Хоппер пальцами взъерошил волосы.

– Мы жили в одной палатке. В самом начале тебе назначают соседа. Мне дали Орландо. Как-то ночью я не сплю, карту разглядываю, и вдруг из темноты: «Хоппер, эт чё у тя?» Орландо проснулся и шпионил за мной. Уж не знаю, долго ли. Сказал ему, что ящерица мне померещилась, вали спать. Но он хитрый был. Привык, что ему вечно все врут. Наутро я проснулся, а он все вещи мои перерыл и нашел карту. И говорит такой: я знаю, что ты линять намылился, а если меня не возьмешь, я вожатым настучу.
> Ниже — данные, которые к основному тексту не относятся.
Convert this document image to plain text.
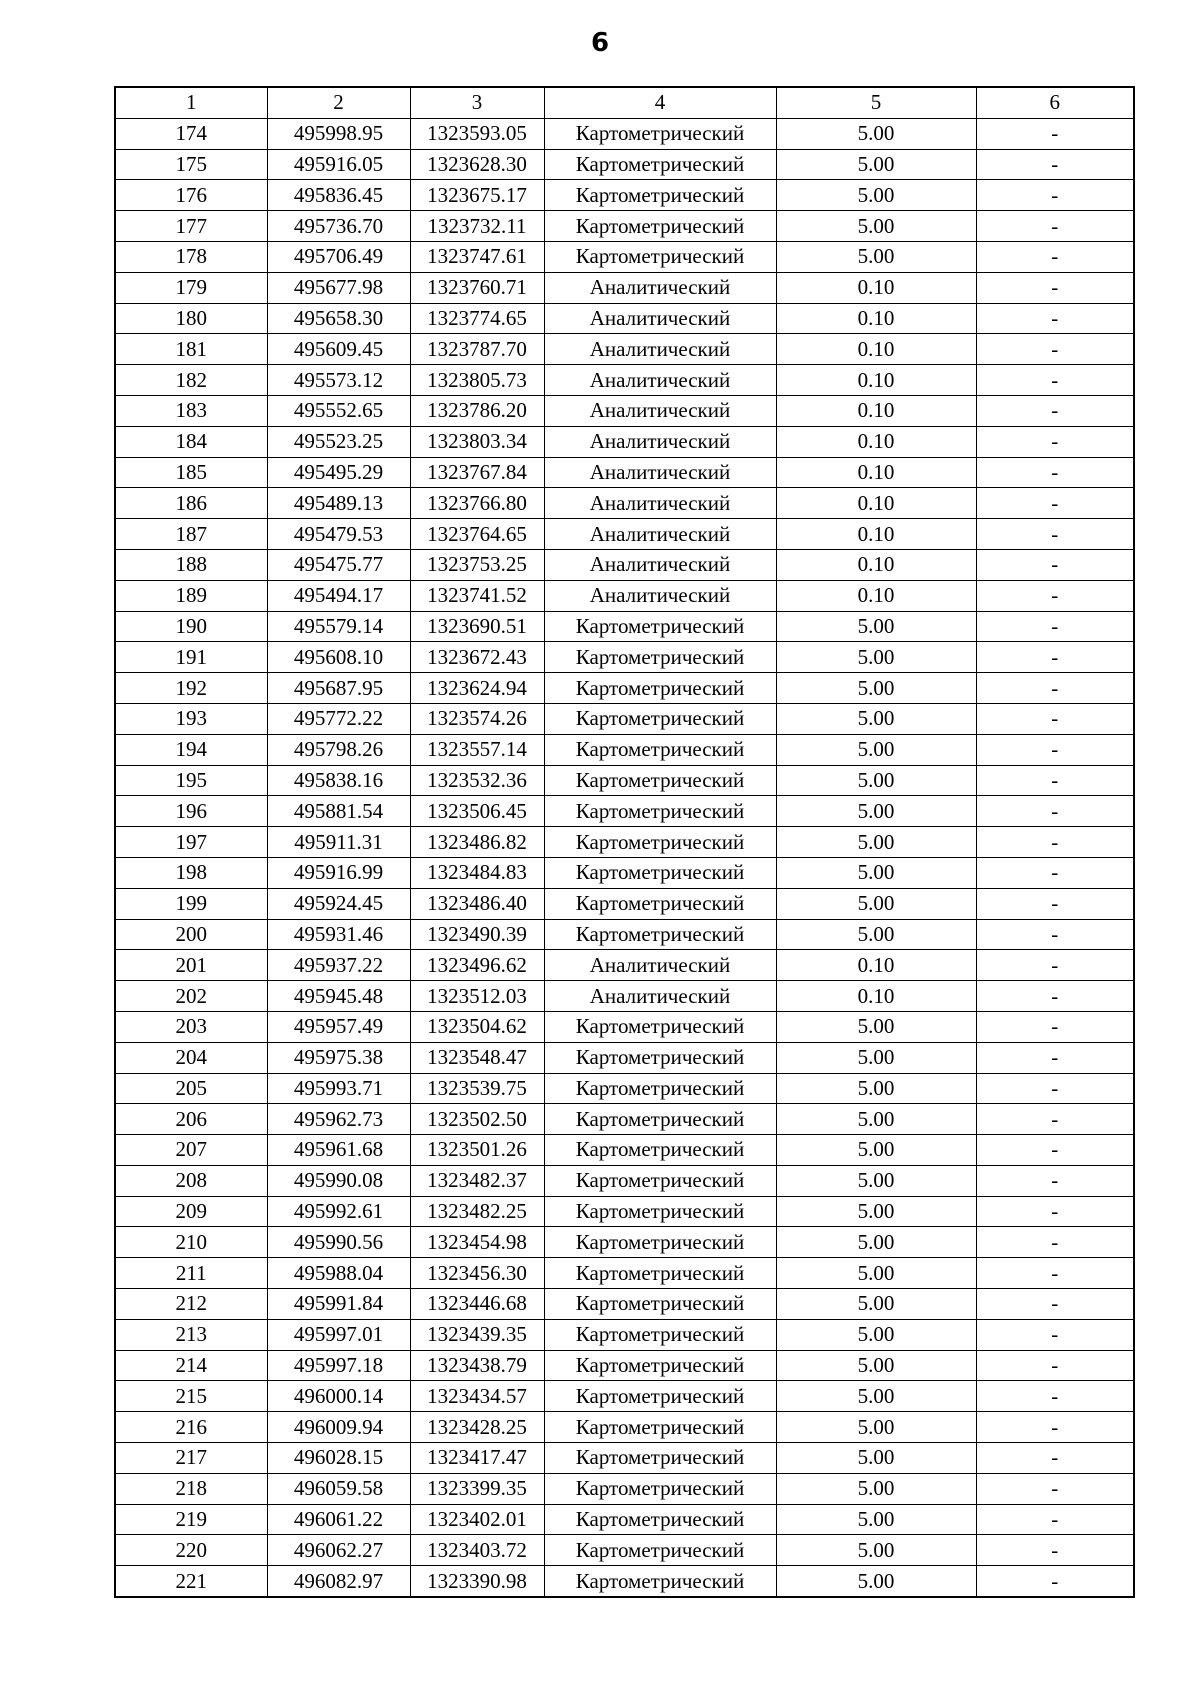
6
1	2	3	4	5	6
174	495998.95	1323593.05	Картометрический	5.00	-
175	495916.05	1323628.30	Картометрический	5.00	-
176	495836.45	1323675.17	Картометрический	5.00	-
177	495736.70	1323732.11	Картометрический	5.00	-
178	495706.49	1323747.61	Картометрический	5.00	-
179	495677.98	1323760.71	Аналитический	0.10	-
180	495658.30	1323774.65	Аналитический	0.10	-
181	495609.45	1323787.70	Аналитический	0.10	-
182	495573.12	1323805.73	Аналитический	0.10	-
183	495552.65	1323786.20	Аналитический	0.10	-
184	495523.25	1323803.34	Аналитический	0.10	-
185	495495.29	1323767.84	Аналитический	0.10	-
186	495489.13	1323766.80	Аналитический	0.10	-
187	495479.53	1323764.65	Аналитический	0.10	-
188	495475.77	1323753.25	Аналитический	0.10	-
189	495494.17	1323741.52	Аналитический	0.10	-
190	495579.14	1323690.51	Картометрический	5.00	-
191	495608.10	1323672.43	Картометрический	5.00	-
192	495687.95	1323624.94	Картометрический	5.00	-
193	495772.22	1323574.26	Картометрический	5.00	-
194	495798.26	1323557.14	Картометрический	5.00	-
195	495838.16	1323532.36	Картометрический	5.00	-
196	495881.54	1323506.45	Картометрический	5.00	-
197	495911.31	1323486.82	Картометрический	5.00	-
198	495916.99	1323484.83	Картометрический	5.00	-
199	495924.45	1323486.40	Картометрический	5.00	-
200	495931.46	1323490.39	Картометрический	5.00	-
201	495937.22	1323496.62	Аналитический	0.10	-
202	495945.48	1323512.03	Аналитический	0.10	-
203	495957.49	1323504.62	Картометрический	5.00	-
204	495975.38	1323548.47	Картометрический	5.00	-
205	495993.71	1323539.75	Картометрический	5.00	-
206	495962.73	1323502.50	Картометрический	5.00	-
207	495961.68	1323501.26	Картометрический	5.00	-
208	495990.08	1323482.37	Картометрический	5.00	-
209	495992.61	1323482.25	Картометрический	5.00	-
210	495990.56	1323454.98	Картометрический	5.00	-
211	495988.04	1323456.30	Картометрический	5.00	-
212	495991.84	1323446.68	Картометрический	5.00	-
213	495997.01	1323439.35	Картометрический	5.00	-
214	495997.18	1323438.79	Картометрический	5.00	-
215	496000.14	1323434.57	Картометрический	5.00	-
216	496009.94	1323428.25	Картометрический	5.00	-
217	496028.15	1323417.47	Картометрический	5.00	-
218	496059.58	1323399.35	Картометрический	5.00	-
219	496061.22	1323402.01	Картометрический	5.00	-
220	496062.27	1323403.72	Картометрический	5.00	-
221	496082.97	1323390.98	Картометрический	5.00	-
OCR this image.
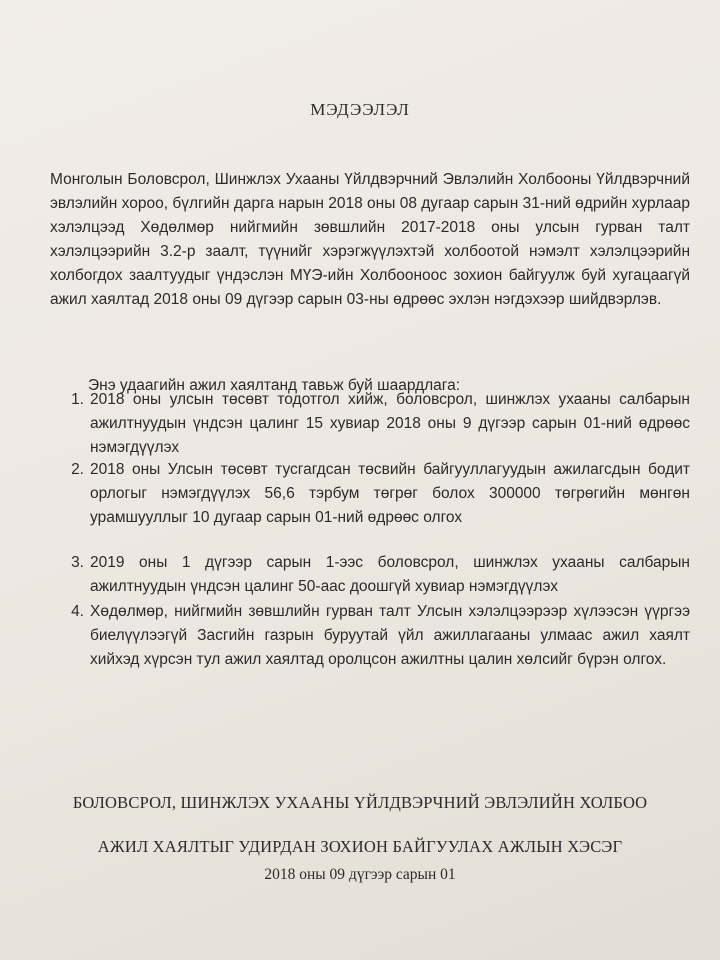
МЭДЭЭЛЭЛ

Монголын Боловсрол, Шинжлэх Ухааны Үйлдвэрчний Эвлэлийн Холбооны Үйлдвэрчний эвлэлийн хороо, бүлгийн дарга нарын 2018 оны 08 дугаар сарын 31-ний өдрийн хурлаар хэлэлцээд Хөдөлмөр нийгмийн зөвшлийн 2017-2018 оны улсын гурван талт хэлэлцээрийн 3.2-р заалт, түүнийг хэрэгжүүлэхтэй холбоотой нэмэлт хэлэлцээрийн холбогдох заалтуудыг үндэслэн МҮЭ-ийн Холбооноос зохион байгуулж буй хугацаагүй ажил хаялтад 2018 оны 09 дүгээр сарын 03-ны өдрөөс эхлэн нэгдэхээр шийдвэрлэв.

Энэ удаагийн ажил хаялтанд тавьж буй шаардлага:

1. 2018 оны улсын төсөвт тодотгол хийж, боловсрол, шинжлэх ухааны салбарын ажилтнуудын үндсэн цалинг 15 хувиар 2018 оны 9 дүгээр сарын 01-ний өдрөөс нэмэгдүүлэх
2. 2018 оны Улсын төсөвт тусгагдсан төсвийн байгууллагуудын ажилагсдын бодит орлогыг нэмэгдүүлэх 56,6 тэрбум төгрөг болох 300000 төгрөгийн мөнгөн урамшууллыг 10 дугаар сарын 01-ний өдрөөс олгох
3. 2019 оны 1 дүгээр сарын 1-ээс боловсрол, шинжлэх ухааны салбарын ажилтнуудын үндсэн цалинг 50-аас доошгүй хувиар нэмэгдүүлэх
4. Хөдөлмөр, нийгмийн зөвшлийн гурван талт Улсын хэлэлцээрээр хүлээсэн үүргээ биелүүлээгүй Засгийн газрын буруутай үйл ажиллагааны улмаас ажил хаялт хийхэд хүрсэн тул ажил хаялтад оролцсон ажилтны цалин хөлсийг бүрэн олгох.
БОЛОВСРОЛ, ШИНЖЛЭХ УХААНЫ ҮЙЛДВЭРЧНИЙ ЭВЛЭЛИЙН ХОЛБОО
АЖИЛ ХАЯЛТЫГ УДИРДАН ЗОХИОН БАЙГУУЛАХ АЖЛЫН ХЭСЭГ
2018 оны 09 дүгээр сарын 01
Он от души хлебнул скотча.

– К Орландо, небось, в жизни никто по-доброму не относился – всех шантажировать приходилось. Хотел, чтоб я ему пообещал именем Иисуса, – он из Северной Каролины, родители новообращенные баптисты. Он вечно так говорил, будто к Иисусу через день бегает в соседний двор по хозяйству пособлять. Ну, я ему отвечаю: ладно. Без проблем. Шикарно. Поклялся именем Иисуса Христа, что возьму его с собой. И что мы команда. Как Фродо и Сэм.

Он глянул на меня.

– Я ж не собирался его брать. Проще с угловым диваном на спине, чем с Орландо. Он прямо камень на шее какой-то.

На этой реплике он как будто занервничал, смахнул челку с глаз, снова сосредоточенно вперил глаза в кофейный столик.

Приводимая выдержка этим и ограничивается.